A number of aspects of this move concern me. Firstly, many thousands of people buy rural land for a wide variety of reasons. People who are not lucky enough to inherit property very often buy land while they work in another occupation, which is sometimes rural related, such as shearing or contracting, but sometimes not. Over a period they build up equity and make improvements to that land until such time as they have sufficient size and improvements to make a viable living without outside assistance. Others own land which, for one reason or another, over time has become unable to support adequately the family. It is not an uncommon occurrence for a farmer's wife also to be the local school teacher, nurse, secretary or shop assistant. Both these groups could hardly be called Pitt Street farmers whose aim in life is to defraud the Australian Taxation Office. They are genuine, good and deserving Australian people.

A third group of people are Pitt and Collins Street farmers. The Labor Government has painted these people in the blackest of colours, labelling them tax cheats and rip-off merchants; yet it is these same people who have brought new enterprise, development and industry to this country. They have been responsible for the introduction and development of the angora and cashmere fleece industries, the expansion of the gene pool in the traditional cattle breeds and the introduction of new breeds such as charolais, maine-anjou, simmental and limousin, all of which have improved the quality of Australian beef. They have been responsible for the expansion and introduction of new and existing nut varieties, such as macadamias, cashews and almonds.

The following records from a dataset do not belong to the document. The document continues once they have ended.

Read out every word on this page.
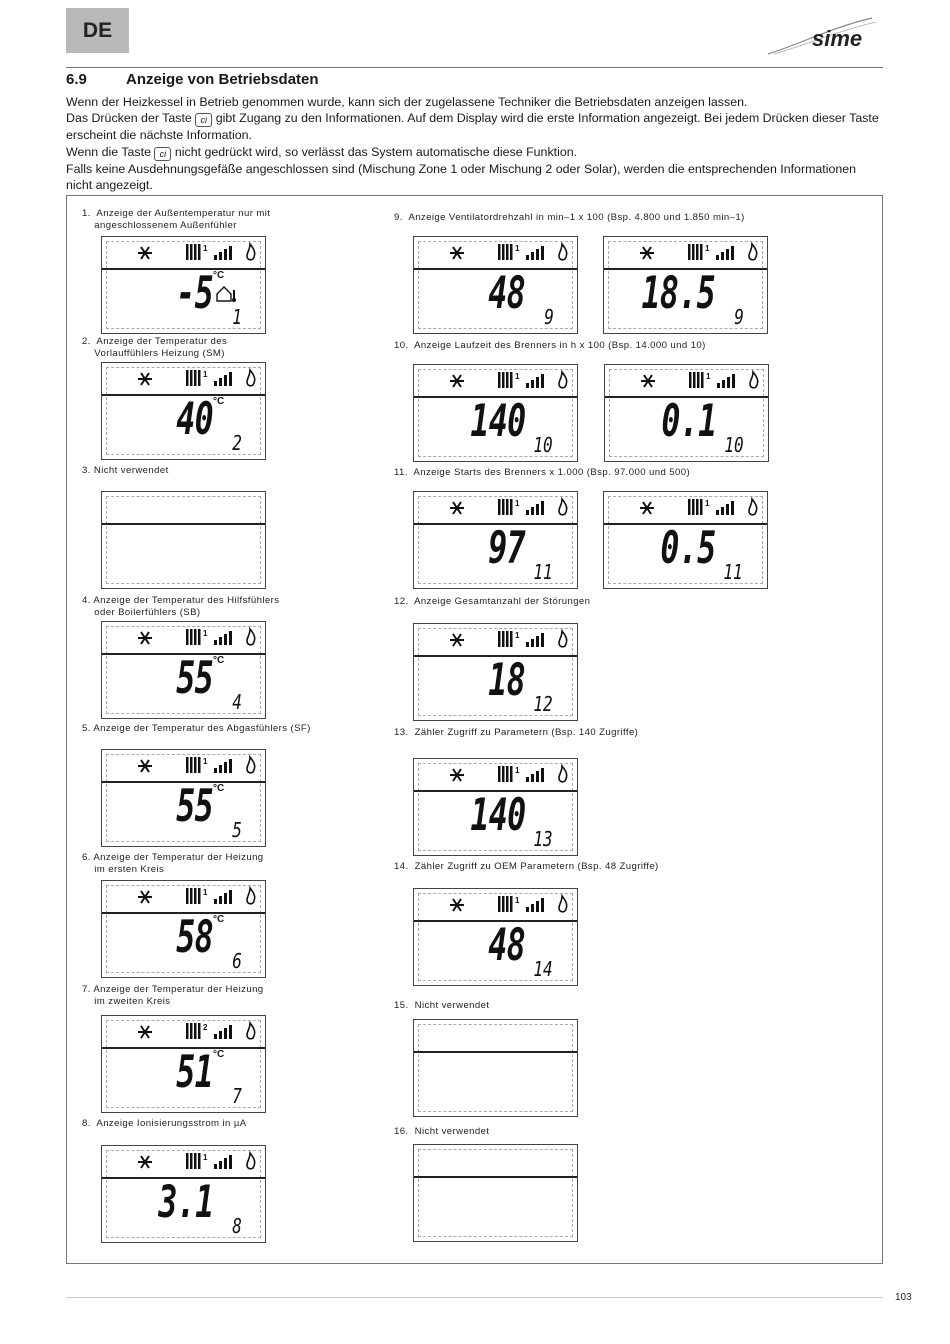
DE	sime
6.9	Anzeige von Betriebsdaten

Wenn der Heizkessel in Betrieb genommen wurde, kann sich der zugelassene Techniker die Betriebsdaten anzeigen lassen.

Das Drücken der Taste ci gibt Zugang zu den Informationen. Auf dem Display wird die erste Information angezeigt. Bei jedem Drücken dieser Taste erscheint die nächste Information.

Wenn die Taste ci nicht gedrückt wird, so verlässt das System automatische diese Funktion.

Falls keine Ausdehnungsgefäße angeschlossen sind (Mischung Zone 1 oder Mischung 2 oder Solar), werden die entsprechenden Informationen nicht angezeigt.

1.  Anzeige der Außentemperatur nur mit
angeschlossenem Außenfühler
2.  Anzeige der Temperatur des
Vorlauffühlers Heizung (SM)
3. Nicht verwendet
4. Anzeige der Temperatur des Hilfsfühlers
oder Boilerfühlers (SB)
5. Anzeige der Temperatur des Abgasfühlers (SF)
6. Anzeige der Temperatur der Heizung
im ersten Kreis
7. Anzeige der Temperatur der Heizung
im zweiten Kreis
8.  Anzeige Ionisierungsstrom in µA
9.  Anzeige Ventilatordrehzahl in min–1 x 100 (Bsp. 4.800 und 1.850 min–1)
10.  Anzeige Laufzeit des Brenners in h x 100 (Bsp. 14.000 und 10)
11.  Anzeige Starts des Brenners x 1.000 (Bsp. 97.000 und 500)
12.  Anzeige Gesamtanzahl der Störungen
13.  Zähler Zugriff zu Parametern (Bsp. 140 Zugriffe)
14.  Zähler Zugriff zu OEM Parametern (Bsp. 48 Zugriffe)
15.  Nicht verwendet
16.  Nicht verwendet
1
-5 °C
1
1
40 °C
2
1
55 °C
4
1
55 °C
5
1
58 °C
6
2
51 °C
7
1
3.1 8
1
48 9
1
18.5 9
1
140 10
1
0.1 10
1
97 11
1
0.5 11
1
18 12
1
140 13
1
48 14
103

This group of people has been responsible for the expansion of such fruits as avocadoes. Ten and even five years ago avocadoes cost over $2 each, when one could get them; today avocadoes are available almost all year round. This must please the Labor Government, which has a paranoia about producing cheap food at the expense of primary industry. The Federal Government tells us that these people are evil, ruining the country and exploiting the system. It is the Pitt and Collins Street farmers who have the financial resources to be able to buy and develop large properties, providing enormous wealth in crops and livestock. In drought times it is those people with off-farm incomes who are able to keep country towns going. It is only those with off-farm incomes who can afford to keep developing and keep the money circulating in the towns.

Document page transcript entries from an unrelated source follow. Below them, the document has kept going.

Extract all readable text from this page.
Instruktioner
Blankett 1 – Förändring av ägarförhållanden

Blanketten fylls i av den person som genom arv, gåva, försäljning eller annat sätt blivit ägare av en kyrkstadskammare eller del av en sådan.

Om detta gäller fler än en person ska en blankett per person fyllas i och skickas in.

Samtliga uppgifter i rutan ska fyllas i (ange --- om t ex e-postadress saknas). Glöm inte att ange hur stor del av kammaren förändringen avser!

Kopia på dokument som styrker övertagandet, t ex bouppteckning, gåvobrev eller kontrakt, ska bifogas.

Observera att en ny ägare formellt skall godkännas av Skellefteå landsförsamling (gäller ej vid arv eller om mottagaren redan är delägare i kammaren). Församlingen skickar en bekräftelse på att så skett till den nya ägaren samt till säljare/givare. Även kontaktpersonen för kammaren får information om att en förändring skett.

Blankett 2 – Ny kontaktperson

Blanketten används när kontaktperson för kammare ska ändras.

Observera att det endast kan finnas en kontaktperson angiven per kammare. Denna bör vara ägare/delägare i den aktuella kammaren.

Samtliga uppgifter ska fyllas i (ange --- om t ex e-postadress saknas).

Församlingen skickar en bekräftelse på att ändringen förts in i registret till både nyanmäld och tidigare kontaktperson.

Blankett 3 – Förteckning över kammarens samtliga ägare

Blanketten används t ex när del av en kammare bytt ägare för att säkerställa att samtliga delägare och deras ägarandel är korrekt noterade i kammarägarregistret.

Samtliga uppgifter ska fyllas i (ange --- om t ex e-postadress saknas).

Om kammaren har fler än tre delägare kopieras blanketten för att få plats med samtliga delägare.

The quarantining of off-farm incomes applies to no other sector of the Australian economy. Why is one form of investment penalised while others are not? For example, Broken Hill Proprietary Co. Ltd can offset its steel losses against oil profits. How can that but not have a destructive effect on enterprise and employment? What other effect can it possibly have? The Government clearly has not thought this tax package through sufficiently. Already Senator Walsh has admitted that business goodwill will be affected and he has already said that job losses will occur.

The third element of the tax package that concerns me and which will cause job losses and stifle enterprise is the fringe benefits tax. Car manufacturers are already claiming that car sales will fall from 1 July next year. That is a great way to give incentive to an industry that is already struggling! Again, the Government forgot-or chose to overlook-how this element of the package would affect the rural sector. Most employees on farms are employed on the basis that whilst farmers cannot afford to pay them large cash sums, they often provide housing, vehicles, meat, electricity and sometimes other benefits. That situation has worked for years with the full support of all parties.

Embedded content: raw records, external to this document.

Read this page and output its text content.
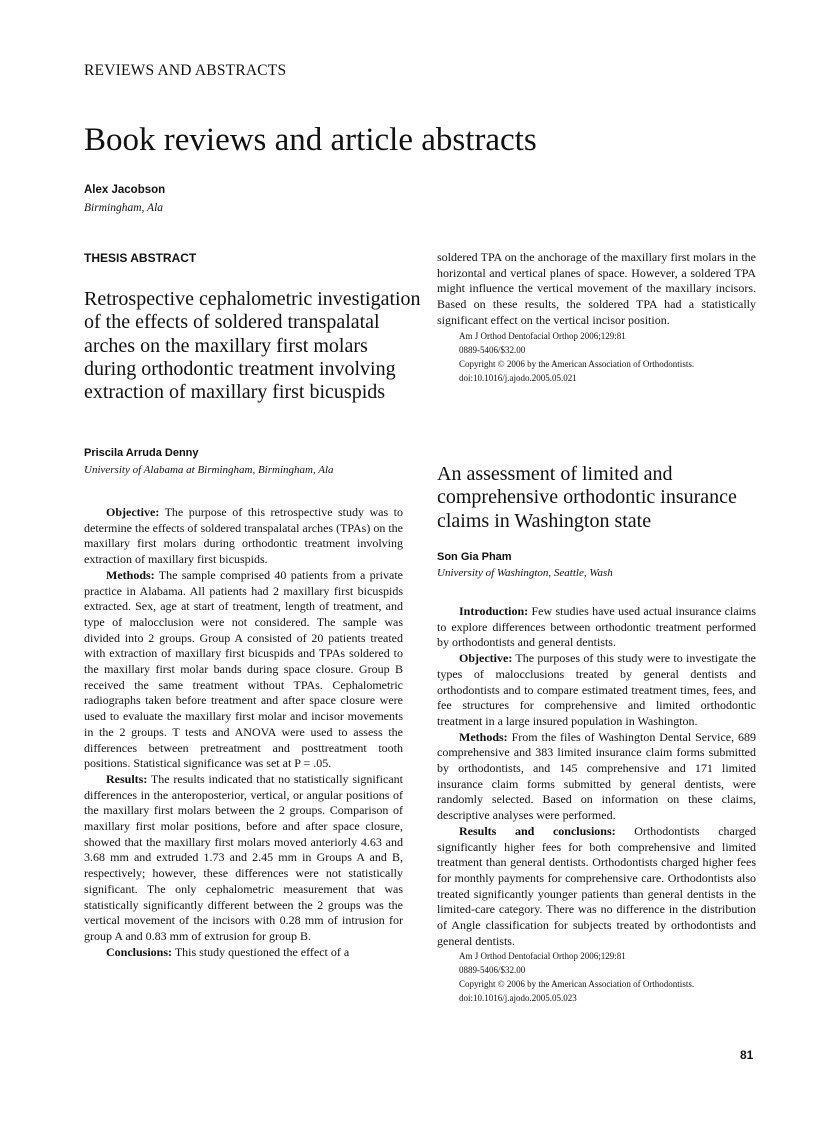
REVIEWS AND ABSTRACTS
Book reviews and article abstracts
Alex Jacobson
Birmingham, Ala
THESIS ABSTRACT
Retrospective cephalometric investigation of the effects of soldered transpalatal arches on the maxillary first molars during orthodontic treatment involving extraction of maxillary first bicuspids
Priscila Arruda Denny
University of Alabama at Birmingham, Birmingham, Ala

Objective: The purpose of this retrospective study was to determine the effects of soldered transpalatal arches (TPAs) on the maxillary first molars during orthodontic treatment involving extraction of maxillary first bicuspids.

Methods: The sample comprised 40 patients from a private practice in Alabama. All patients had 2 maxillary first bicuspids extracted. Sex, age at start of treatment, length of treatment, and type of malocclusion were not considered. The sample was divided into 2 groups. Group A consisted of 20 patients treated with extraction of maxillary first bicuspids and TPAs soldered to the maxillary first molar bands during space closure. Group B received the same treatment without TPAs. Cephalometric radiographs taken before treatment and after space closure were used to evaluate the maxillary first molar and incisor movements in the 2 groups. T tests and ANOVA were used to assess the differences between pretreatment and posttreatment tooth positions. Statistical significance was set at P = .05.

Results: The results indicated that no statistically significant differences in the anteroposterior, vertical, or angular positions of the maxillary first molars between the 2 groups. Comparison of maxillary first molar positions, before and after space closure, showed that the maxillary first molars moved anteriorly 4.63 and 3.68 mm and extruded 1.73 and 2.45 mm in Groups A and B, respectively; however, these differences were not statistically significant. The only cephalometric measurement that was statistically significantly different between the 2 groups was the vertical movement of the incisors with 0.28 mm of intrusion for group A and 0.83 mm of extrusion for group B.

Conclusions: This study questioned the effect of a

soldered TPA on the anchorage of the maxillary first molars in the horizontal and vertical planes of space. However, a soldered TPA might influence the vertical movement of the maxillary incisors. Based on these results, the soldered TPA had a statistically significant effect on the vertical incisor position.

Am J Orthod Dentofacial Orthop 2006;129:81

0889-5406/$32.00

Copyright © 2006 by the American Association of Orthodontists.

doi:10.1016/j.ajodo.2005.05.021

An assessment of limited and comprehensive orthodontic insurance claims in Washington state
Son Gia Pham
University of Washington, Seattle, Wash

Introduction: Few studies have used actual insurance claims to explore differences between orthodontic treatment performed by orthodontists and general dentists.

Objective: The purposes of this study were to investigate the types of malocclusions treated by general dentists and orthodontists and to compare estimated treatment times, fees, and fee structures for comprehensive and limited orthodontic treatment in a large insured population in Washington.

Methods: From the files of Washington Dental Service, 689 comprehensive and 383 limited insurance claim forms submitted by orthodontists, and 145 comprehensive and 171 limited insurance claim forms submitted by general dentists, were randomly selected. Based on information on these claims, descriptive analyses were performed.

Results and conclusions: Orthodontists charged significantly higher fees for both comprehensive and limited treatment than general dentists. Orthodontists charged higher fees for monthly payments for comprehensive care. Orthodontists also treated significantly younger patients than general dentists in the limited-care category. There was no difference in the distribution of Angle classification for subjects treated by orthodontists and general dentists.

Am J Orthod Dentofacial Orthop 2006;129:81

0889-5406/$32.00

Copyright © 2006 by the American Association of Orthodontists.

doi:10.1016/j.ajodo.2005.05.023

81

How this tax package will improve productivity or indeed give additional revenue to the Government eludes me. It will simply mean cutting back on productivity instead of expanding it. The same applies to the decision to change the write-off ability of 100 per cent in the first year for water conservation. By the time the tax cuts are introduced by this Government I believe that this country will have turned the clock back many years. Of course, those who still have jobs will pay more tax. However, there will be significant numbers who will be paying much less tax because they will be jobless. They will be the ones who are put out of work by these great reforms of this Government!